The board okayed the initial project in June 2001, and she started work in July. The aim was to have the whole set-up up and running in three months.

It was simply not possible, many averred, to have a legal entity with a physical presence functional—or to have a network up and running—in such a short while. To add to the troubles, two aircrafts collided with prominent landmarks in September, and there was a general air of worry that wasn’t exactly conducive to business abroad. However, she says, “while 9/11 was a deterrent in many ways, it also proved to be an accelerant in others.”

“I believe the Indian bureaucracy has come a long way,” Manwani says. But any time she had an “across the table” conversation, she just had to tell them about the profile of the company, the investments they were thinking of making, and the targets. The turnaround was literally within 24 hours. She really needn’t have brought along her pair of scissors; the only red tape to cut was the inaugural one, and the government even provided her with the scissors to do that.

Hybrid Strategy
All this ensured that Agilent could carry on with minimum fuss what they had come to India for. And it wasn’t just one sector: they had a range of interests, which they carried out through a variety of means.

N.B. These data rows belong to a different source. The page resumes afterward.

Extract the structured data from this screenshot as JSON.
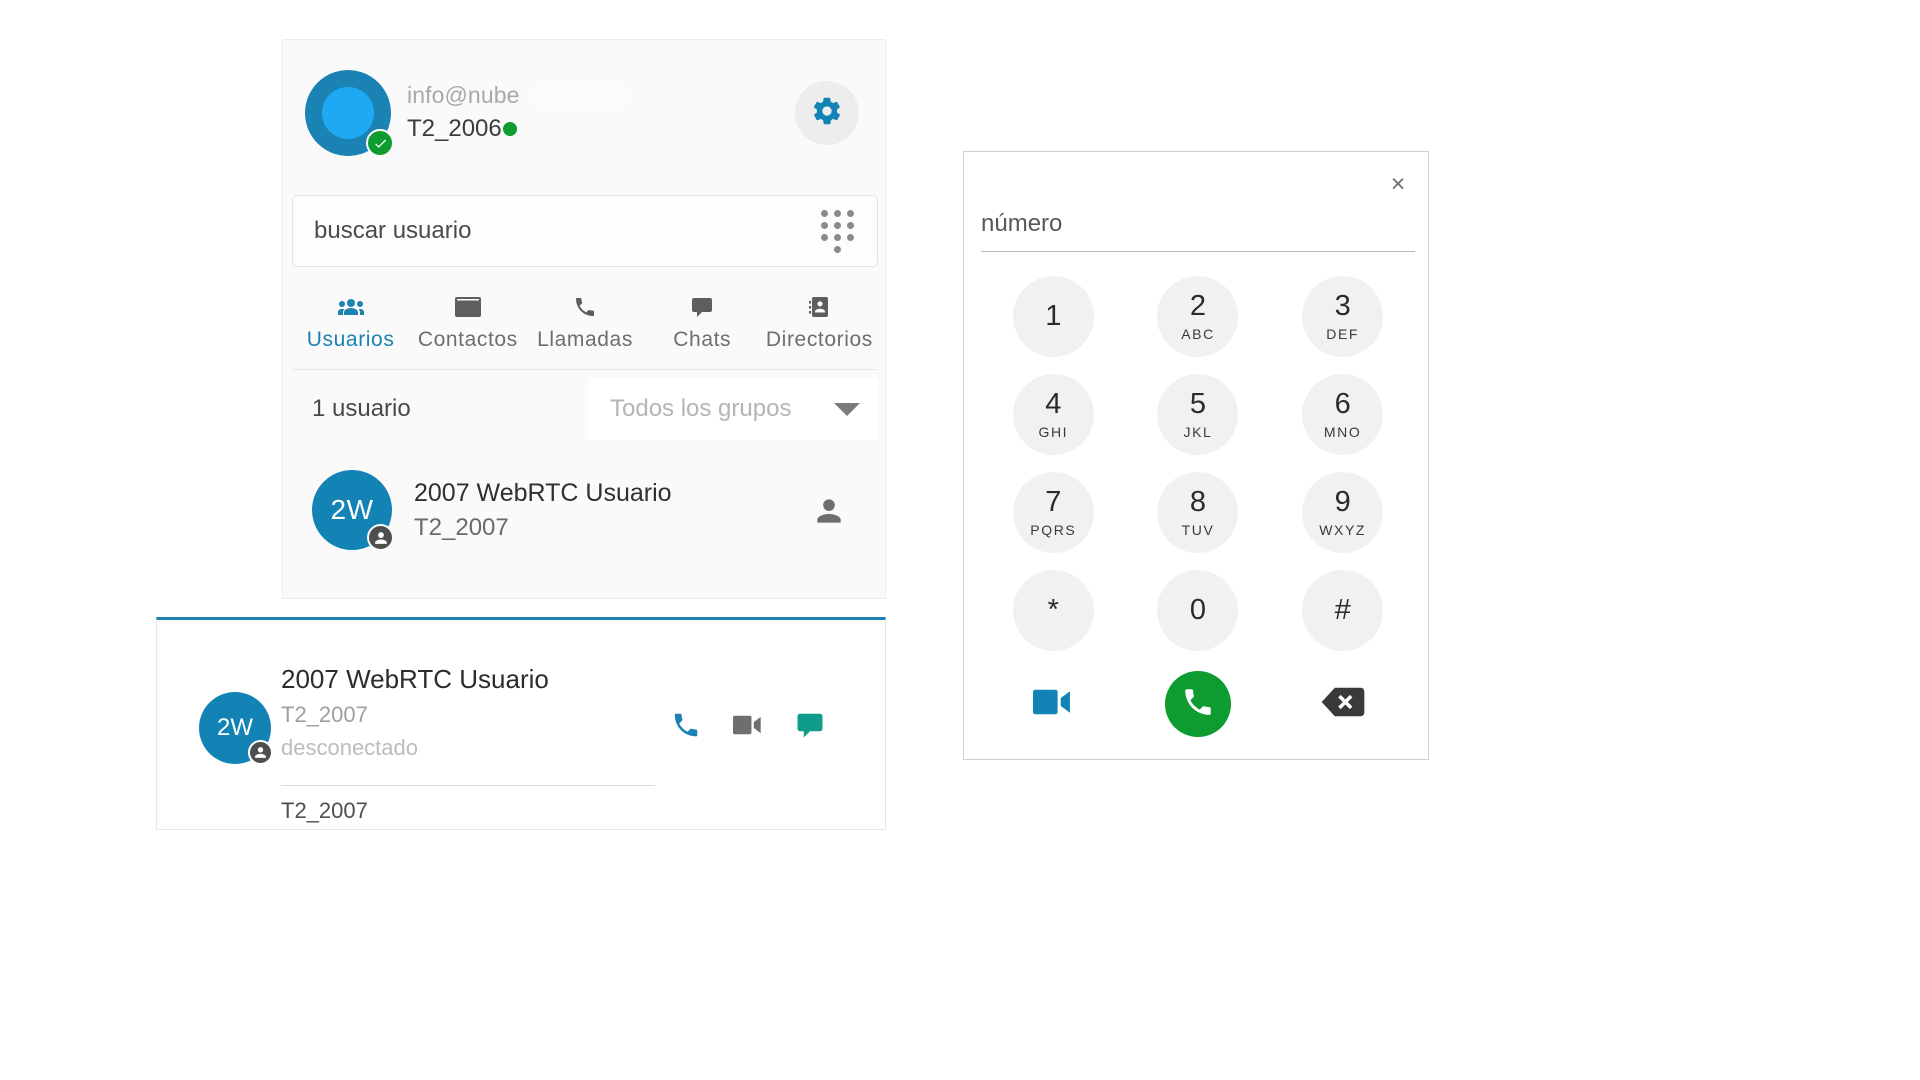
{
  "profile": {
    "email": "info@nube",
    "extension": "T2_2006",
    "status": "online",
    "verified_icon": "check-badge-icon",
    "avatar_icon": "user-avatar-ring",
    "settings_icon": "gear-icon"
  },
  "search": {
    "placeholder": "buscar usuario",
    "value": "",
    "dialpad_icon": "dialpad-dots-icon"
  },
  "tabs": [
    {
      "label": "Usuarios",
      "icon": "users-group-icon",
      "active": true
    },
    {
      "label": "Contactos",
      "icon": "contact-card-icon",
      "active": false
    },
    {
      "label": "Llamadas",
      "icon": "phone-icon",
      "active": false
    },
    {
      "label": "Chats",
      "icon": "chat-bubble-icon",
      "active": false
    },
    {
      "label": "Directorios",
      "icon": "address-book-icon",
      "active": false
    }
  ],
  "list_header": {
    "count_label": "1 usuario",
    "group_filter_label": "Todos los grupos",
    "caret_icon": "chevron-down-icon"
  },
  "user_row": {
    "initials": "2W",
    "name": "2007 WebRTC Usuario",
    "extension": "T2_2007",
    "presence_icon": "person-offline-icon",
    "trailing_icon": "person-icon"
  },
  "contact_card": {
    "initials": "2W",
    "name": "2007 WebRTC Usuario",
    "extension": "T2_2007",
    "status": "desconectado",
    "extension_detail": "T2_2007",
    "actions": [
      {
        "name": "call-audio",
        "icon": "phone-icon",
        "color": "#1b83b4"
      },
      {
        "name": "call-video",
        "icon": "video-camera-icon",
        "color": "#6e6e6e"
      },
      {
        "name": "open-chat",
        "icon": "chat-bubble-icon",
        "color": "#0f9c8a"
      }
    ]
  },
  "dialpad": {
    "close_label": "×",
    "number_placeholder": "número",
    "number_value": "",
    "keys": [
      {
        "digit": "1",
        "letters": ""
      },
      {
        "digit": "2",
        "letters": "ABC"
      },
      {
        "digit": "3",
        "letters": "DEF"
      },
      {
        "digit": "4",
        "letters": "GHI"
      },
      {
        "digit": "5",
        "letters": "JKL"
      },
      {
        "digit": "6",
        "letters": "MNO"
      },
      {
        "digit": "7",
        "letters": "PQRS"
      },
      {
        "digit": "8",
        "letters": "TUV"
      },
      {
        "digit": "9",
        "letters": "WXYZ"
      },
      {
        "digit": "*",
        "letters": ""
      },
      {
        "digit": "0",
        "letters": ""
      },
      {
        "digit": "#",
        "letters": ""
      }
    ],
    "video_icon": "video-camera-icon",
    "call_icon": "phone-icon",
    "backspace_icon": "backspace-icon"
  },
  "colors": {
    "accent": "#1b83b4",
    "avatar": "#1283b4",
    "online": "#0e9b2f",
    "call_green": "#0e9b2f",
    "video_blue": "#1283b4",
    "chat_teal": "#0f9c8a",
    "key_bg": "#f1f1f1"
  }
}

Their first push was in the financial services side. They moved most of their vendor tables—the easier part of the equations—to India. But what they were looking at went a long way beyond that. They wanted everything from call centers to high end R&D units, with data entry and financial data processing in between. This meant that they needed a “hybrid strategy.”

Their presence couldn’t be satisfactorily established, they decided, with joint ventures or offshore development centers. They inked out a few partnerships and made their own investments. They laid out a standard infrastructure: “imagine,” explains Manwani, “we get five different partners, and each set up an infrastructure of his own. None of it is coming for free. Of course they wuold claim they would manage it and all that, but it would all come in in the form of project costs.”

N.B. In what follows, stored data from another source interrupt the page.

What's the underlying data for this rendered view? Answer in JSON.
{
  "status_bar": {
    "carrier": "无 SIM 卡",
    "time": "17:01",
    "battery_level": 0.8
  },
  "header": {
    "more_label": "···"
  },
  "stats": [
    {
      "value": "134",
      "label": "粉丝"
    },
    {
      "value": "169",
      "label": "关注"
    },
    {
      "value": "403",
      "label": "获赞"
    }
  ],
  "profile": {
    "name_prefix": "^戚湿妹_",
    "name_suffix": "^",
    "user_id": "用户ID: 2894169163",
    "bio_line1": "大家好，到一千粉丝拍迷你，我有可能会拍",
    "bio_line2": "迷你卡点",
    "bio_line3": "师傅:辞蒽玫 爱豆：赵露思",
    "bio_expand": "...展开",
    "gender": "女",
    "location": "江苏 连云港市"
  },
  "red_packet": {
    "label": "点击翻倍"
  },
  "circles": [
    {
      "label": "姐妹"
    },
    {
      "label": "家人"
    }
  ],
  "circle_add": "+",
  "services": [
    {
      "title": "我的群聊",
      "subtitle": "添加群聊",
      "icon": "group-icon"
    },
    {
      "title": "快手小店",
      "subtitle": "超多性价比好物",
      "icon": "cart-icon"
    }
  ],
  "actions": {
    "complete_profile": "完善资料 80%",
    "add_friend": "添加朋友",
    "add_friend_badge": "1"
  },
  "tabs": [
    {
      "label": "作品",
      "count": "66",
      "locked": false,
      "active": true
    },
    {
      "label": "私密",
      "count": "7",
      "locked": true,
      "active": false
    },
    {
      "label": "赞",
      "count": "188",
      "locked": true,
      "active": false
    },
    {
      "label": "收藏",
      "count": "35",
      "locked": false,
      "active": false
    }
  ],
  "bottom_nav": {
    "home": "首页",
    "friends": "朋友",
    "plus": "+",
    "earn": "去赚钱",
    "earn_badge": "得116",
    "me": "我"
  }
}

Also, they didn’t make a decision about having everyone work out of their own facilities. They had no desire to have links coming into their firewall, or let in third parties into the Agilent network.

The local partners had their own project managers, while Agilent took the responsibility for infrastructure, security and so on. The financial services were all handled by Agilent employees, while they tapped the vast Indian market for R&D on the communications solutions side

Agilent doesn’t really have a specific development for a particular geography, except some localization tweaks in a few far-eastern countries. Their global production work happens in India, as well as the R&D for the global market, which is also sold in India. They also have several quality of service products in the telecom area, like testing for VoIP. Agilent in India now also make instruments for diagnostics, engineering and automation, besides a few for the defense sector.

The Last Word
When Agilent worldwide shifted to an Oracle ERP system, most of their service and warranty orders were stacking up. This significant source of revenue stood stagnant for over a quarter—no one having any idea of what to do in the new environment. Except Manwani, who was sure the India team could handle it. Doubtful eyebrows shot up, followed by remarks as to the complexity of the system. It would take at least 4 weeks of training, the skeptics said.

The team did it in one week flat. A week later, Agilent was not only done the backlog, but had to eliminate shifts that had no more work to clear.

It is of little wonder then, that Agilent is to double its size over the next three years–from the current level of over a thousand, between two facilities. The Agilent chairman announced this on his last visit to India.

Which, Manwani insists, was not just to see the Taj.